## Explaination
The following script processes a single 6GB netcdf file into a more managable 1MB file for analysis.

## About the data
This ERA5 dataset contains 10 years of convective rain rate and convective avalaible potential energy at a 31 km spatial resolution over Australia.

## About the tools
As you'll see, xarray is a powerful tool for manipulating netcdf datasets without reading the entire dataset into memory.
Here xarray is used to find the nearest ERA5 grid point to each airport location.

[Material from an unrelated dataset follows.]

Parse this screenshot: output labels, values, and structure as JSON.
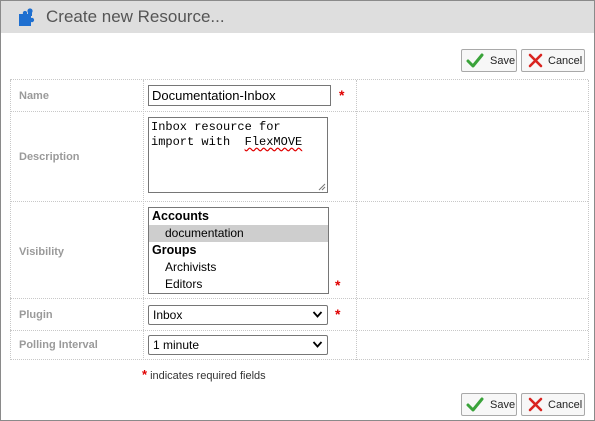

__You can't need to run this script as the data file isn't hosted on this server__ If you want to run this script, let me know.

In [6]:
#import the python libraries we'll need and define a function that uses pandas to read out airport catalogue

import xarray as xr #used for manipulating netcdf datasets
import numpy as np #used for arrays
import pandas #used in our case for reading csv files

def read_csv(csv_ffn, header_line):
    """
    CSV reader used for the radar locations file (comma delimited)
    
    Parameters:
    ===========
        csv_ffn: str
            Full filename to csv file
            
        header_line: int or None
            to use first line of csv as header = 0, use None to use column index
            
    Returns:
    ========
        as_dict: dict
            csv columns are dictionary
    
    """
    df = pandas.read_csv(csv_ffn, header=header_line, skipinitialspace=True)
    as_dict = df.to_dict(orient='list')
    return as_dict

In [3]:
#define the location of our datasets
airport_csv_fn = 'airport_table.csv'
era5_ffn = '/g/data/kl02/jss548/era5-data/cape_convrain_sfc_era5.nc'
out_folder = '../preprocessed_data/'

#define dates
start_date = '20090101'
end_date = '20181231'

In [4]:
#load airport list
ap_dict = read_csv(airport_csv_fn, header_line=1)
ap_name_list = ap_dict['Name']
ap_lat_list = ap_dict['Latitude']
ap_lon_list = ap_dict['Longitude']
ap_rid_list = ap_dict['radar_id']

In [5]:
#preprocess ERA5 data

#load netcdf data using xarray
DS = xr.open_dataset(era5_ffn)

#loop through each airport
for i, ap_name in enumerate(ap_name_list):
    
    #for each variable, use the xarray 'sel' function to filter data by nearest grid point to the airport location, and the time range
    era5_cape = DS.cape.sel(longitude=ap_lon_list[i], method='nearest').sel(latitude=ap_lat_list[i], method='nearest').sel(time=slice(start_date, end_date))
    era5_crr = DS.crr.sel(longitude=ap_lon_list[i], method='nearest').sel(latitude=ap_lat_list[i], method='nearest').sel(time=slice(start_date, end_date))
    era5_time = DS.time.sel(time=slice(start_date, end_date))
    
    #save to file using numpyz format
    save_path = out_folder + ap_name + '_era5.npz'
    np.savez(save_path, era5_cape=era5_cape[:], era5_crr=era5_crr[:], era5_time=era5_time[:])
    
    print('finished', ap_name)

finished MEL
finished SYD
finished WSYD
finished BNE


__By extracted exactly what we need for analysis, we've converted a 6.3 GB dataset into 4 x 0.5 MB files.__

This will save us lots of time when analysing the data later.